İki Şey Akıl Hafifliğini Gösterir
İnsan, söylediği sözler kadar, söylemesi gerekirken söylemediği sözlerden de sorumludur. Nasıl ki yanlış konuşmalar, hattâ boş ve mâlâyânî sözler, uhrevî bir mesʼûliyeti gerektiriyorsa, sesini yükseltmek gerekirken sessiz kalmak da öyledir.
Şeyh Sâdî Hazretleri buyurur:
“İki şey, akıl hafifliğini gösterir:
Söyleyecek yerde susmak, susacak yerde söylemek.”
Unutmayalım ki, sözümüz kadar sükûtumuz da uhrevî bir mükâfat veya mücâzat sebebidir. Mahşer günü belki de en zor hesap; zulüm ve haksızlıklara mânî olma imkânı varken, sessiz ve tepkisiz kalmanın hesâbı olacaktır.
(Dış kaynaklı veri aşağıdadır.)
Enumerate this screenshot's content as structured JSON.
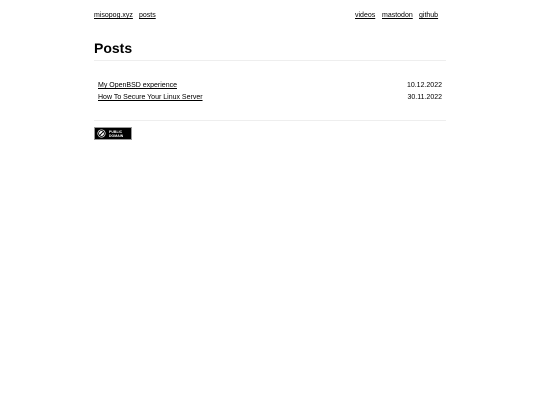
{
  "nav": {
    "site": "misopog.xyz",
    "posts": "posts",
    "videos": "videos",
    "mastodon": "mastodon",
    "github": "github"
  },
  "page_title": "Posts",
  "posts": [
    {
      "title": "My OpenBSD experience",
      "date": "10.12.2022"
    },
    {
      "title": "How To Secure Your Linux Server",
      "date": "30.11.2022"
    }
  ],
  "footer": {
    "license_badge": {
      "icon": "public-domain-icon",
      "line1": "PUBLIC",
      "line2": "DOMAIN"
    }
  }
}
Zira orada, dünyada iken yapıp ettiklerimizden hesaba çekileceğimiz gibi, yapmamız gerekirken yapmadıklarımızdan da hesap vereceğiz.
İnsan, söylediği sözler kadar, söylemesi gerekirken söylemediği sözlerden de sorumludur. Nasıl ki yanlış konuşmalar, hattâ boş ve mâlâyânî sözler, uhrevî bir mesʼûliyeti gerektiriyorsa, sesini yükseltmek gerekirken sessiz kalmak da öyledir.
Nitekim, “Hakkı müdâfaa mevkiinde olup da susan, dilsiz şeytandır!” denilmiştir. Zulme rızâ da zulümdür. Hakkın gasbedildiği yerde sessiz ve tepkisiz kalmak, haksızlığa ortak olmaktır. Zâlimleri protesto etmekten geri durmak, onların ticaretine boykotu lüzumsuz görmek, böylece onların zulüm çarkını döndüren değirmene su taşımaya devam etmek de büyük bir îman zaafıdır.
Televizyon ve internet kanallarından küresel kültür istilâsı yapılırken, dînimiz, mukaddesâtımız, aile müessesemiz, millî ve mânevî değerlerimiz hayâsızca akınlara mâruz kalırken yeterince ses çıkarmamak, usûlü dâhilinde îkaz ve îtirâzını dile getirmemek de büyük bir vebâldir.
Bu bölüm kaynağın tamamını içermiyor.